Game publishers respond to Stop Killing Games claim it curtails developer choice

Developer choice vs consumer rights

  • Many commenters dismiss “curtailing developer choice” as a weak argument; the point of the initiative is precisely to remove the option to remotely kill purchased games.
  • Several argue that if developers want that power they should sell time-limited access clearly as a rental/subscription, not as a “purchase.”
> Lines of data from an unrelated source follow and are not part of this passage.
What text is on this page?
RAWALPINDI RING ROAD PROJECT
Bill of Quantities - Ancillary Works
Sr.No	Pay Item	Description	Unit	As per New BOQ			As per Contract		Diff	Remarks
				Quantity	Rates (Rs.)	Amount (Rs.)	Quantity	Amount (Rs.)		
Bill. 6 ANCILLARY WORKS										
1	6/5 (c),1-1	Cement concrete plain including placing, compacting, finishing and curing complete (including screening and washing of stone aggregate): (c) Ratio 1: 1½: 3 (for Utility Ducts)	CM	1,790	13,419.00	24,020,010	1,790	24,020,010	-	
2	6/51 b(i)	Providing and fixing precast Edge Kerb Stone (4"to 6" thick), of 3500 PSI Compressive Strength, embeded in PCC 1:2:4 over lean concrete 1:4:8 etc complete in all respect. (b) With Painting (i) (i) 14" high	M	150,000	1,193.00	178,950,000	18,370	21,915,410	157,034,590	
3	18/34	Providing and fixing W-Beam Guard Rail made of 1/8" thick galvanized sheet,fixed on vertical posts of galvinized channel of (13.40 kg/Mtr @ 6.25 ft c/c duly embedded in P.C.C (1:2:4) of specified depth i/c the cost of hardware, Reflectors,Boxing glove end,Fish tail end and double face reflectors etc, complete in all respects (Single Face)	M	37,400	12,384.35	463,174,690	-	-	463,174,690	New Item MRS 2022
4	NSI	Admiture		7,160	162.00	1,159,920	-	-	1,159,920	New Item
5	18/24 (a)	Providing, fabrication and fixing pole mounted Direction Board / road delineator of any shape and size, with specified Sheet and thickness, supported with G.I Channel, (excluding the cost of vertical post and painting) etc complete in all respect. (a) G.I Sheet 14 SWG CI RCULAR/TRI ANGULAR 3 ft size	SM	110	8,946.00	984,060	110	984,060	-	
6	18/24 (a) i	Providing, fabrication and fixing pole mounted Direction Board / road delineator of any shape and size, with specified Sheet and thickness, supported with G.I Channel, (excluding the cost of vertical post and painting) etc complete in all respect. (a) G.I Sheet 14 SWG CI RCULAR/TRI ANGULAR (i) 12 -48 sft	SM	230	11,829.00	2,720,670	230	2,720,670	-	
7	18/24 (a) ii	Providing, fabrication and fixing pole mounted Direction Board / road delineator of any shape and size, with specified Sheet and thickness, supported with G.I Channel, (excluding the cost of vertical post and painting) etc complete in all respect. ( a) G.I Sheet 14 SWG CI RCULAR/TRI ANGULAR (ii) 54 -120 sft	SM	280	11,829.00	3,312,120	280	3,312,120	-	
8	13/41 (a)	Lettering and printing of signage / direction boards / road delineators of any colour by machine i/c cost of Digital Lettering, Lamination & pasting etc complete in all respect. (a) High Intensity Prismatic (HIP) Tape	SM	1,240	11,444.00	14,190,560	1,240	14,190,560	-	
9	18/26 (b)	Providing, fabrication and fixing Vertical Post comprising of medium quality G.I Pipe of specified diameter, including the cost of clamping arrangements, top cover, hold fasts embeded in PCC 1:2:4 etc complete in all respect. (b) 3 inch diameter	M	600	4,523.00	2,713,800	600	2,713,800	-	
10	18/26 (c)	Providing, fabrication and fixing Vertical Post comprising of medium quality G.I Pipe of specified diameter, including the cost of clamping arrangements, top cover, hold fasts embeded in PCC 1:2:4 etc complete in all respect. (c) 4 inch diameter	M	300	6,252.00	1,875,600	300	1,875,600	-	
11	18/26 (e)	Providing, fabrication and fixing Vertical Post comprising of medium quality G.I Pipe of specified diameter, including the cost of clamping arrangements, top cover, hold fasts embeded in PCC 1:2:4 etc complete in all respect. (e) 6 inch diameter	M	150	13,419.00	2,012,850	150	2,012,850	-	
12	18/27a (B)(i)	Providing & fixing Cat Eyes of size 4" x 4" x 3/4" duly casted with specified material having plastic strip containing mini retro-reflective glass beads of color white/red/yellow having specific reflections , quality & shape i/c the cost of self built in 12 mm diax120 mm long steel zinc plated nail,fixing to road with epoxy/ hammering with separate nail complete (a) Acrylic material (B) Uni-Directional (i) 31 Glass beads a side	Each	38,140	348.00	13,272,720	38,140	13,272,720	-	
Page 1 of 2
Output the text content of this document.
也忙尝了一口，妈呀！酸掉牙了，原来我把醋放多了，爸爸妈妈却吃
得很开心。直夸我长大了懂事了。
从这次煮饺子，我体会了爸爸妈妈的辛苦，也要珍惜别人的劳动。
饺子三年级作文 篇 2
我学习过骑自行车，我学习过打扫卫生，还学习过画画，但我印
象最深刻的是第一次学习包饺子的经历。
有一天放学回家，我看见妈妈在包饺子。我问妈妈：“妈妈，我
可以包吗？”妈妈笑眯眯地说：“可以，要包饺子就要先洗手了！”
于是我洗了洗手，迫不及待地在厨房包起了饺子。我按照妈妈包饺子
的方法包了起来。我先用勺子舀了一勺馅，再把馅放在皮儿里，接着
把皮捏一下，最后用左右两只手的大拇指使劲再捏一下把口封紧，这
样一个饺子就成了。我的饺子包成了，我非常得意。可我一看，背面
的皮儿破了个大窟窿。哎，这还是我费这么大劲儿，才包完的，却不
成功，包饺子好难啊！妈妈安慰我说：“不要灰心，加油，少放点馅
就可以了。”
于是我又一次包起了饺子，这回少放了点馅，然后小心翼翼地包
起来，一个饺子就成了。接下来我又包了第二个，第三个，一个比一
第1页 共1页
Private servers, safety, and liability

  • Industry claims about illegal content, unsafe communities, and liability on private servers are widely seen as pretexts; responsibility would shift to whoever runs the server.
  • Others note there can still be PR and legal costs (e.g., brand/trademark confusion, “court of public opinion”), but this is distinct from strict liability.

Licensing and IP constraints

  • A long subthread covers licensed cars, logos, music, textures, and middleware. Some devs say licenses often forbid sublicensing or asset extraction, making EOL releases hard.
  • Critics respond that:
    • These constraints apply to a minority of games.
    • Licenses and contracts are human-made and can be renegotiated if law changes.
    • At EOL, licensed assets can be stripped or replaced while keeping the game “reasonably playable.”
  • Disagreement persists over whether SKG would force more expensive, more permissive licenses and whether that’s acceptable.

Online-only design and end-of-life options

  • Commenters emphasize cases like The Crew: effectively single‑player games made always‑online for DRM, then fully bricked.
  • SKG’s FAQ (quoted in the thread) is cited to clarify: no demand for perpetual sales, source release, or live servers—only an EOL build that remains playable (e.g., offline mode, or client configurable to community servers).

Impact on small studios and MMOs

  • Some fear mandatory EOL builds or server binaries would disproportionately burden indies and make small-budget MMOs unviable.
  • Others counter that:
    • Designing for EOL from the start is just another requirement, not inherently huge cost.
    • Bankruptcy and true subscription MMOs could be carved out explicitly.

Subscriptions, labelling, and market dynamics

  • Strong support for forcing accurate language: if access is time‑limited, call it a subscription/lease with a stated minimum support window.
  • Some predict publishers will relabel everything as “lifetime subscription”; many still see that transparency itself as a win and a market signal.

Preservation, art, and regulation vs wallets

  • Games are framed as cultural works; killing them is compared to destroying books or films before they reach the public domain.
  • “Vote with your wallet” is widely criticized as ineffective given network effects and uninformed buyers; regulation is seen as necessary to rebalance power.
  • Others worry about poorly written EU law, regulatory capture, and unintended pushes toward streaming/F2P, arguing any regulation must be narrow, clear, and focused on disclosure and minimal post‑sale functionality.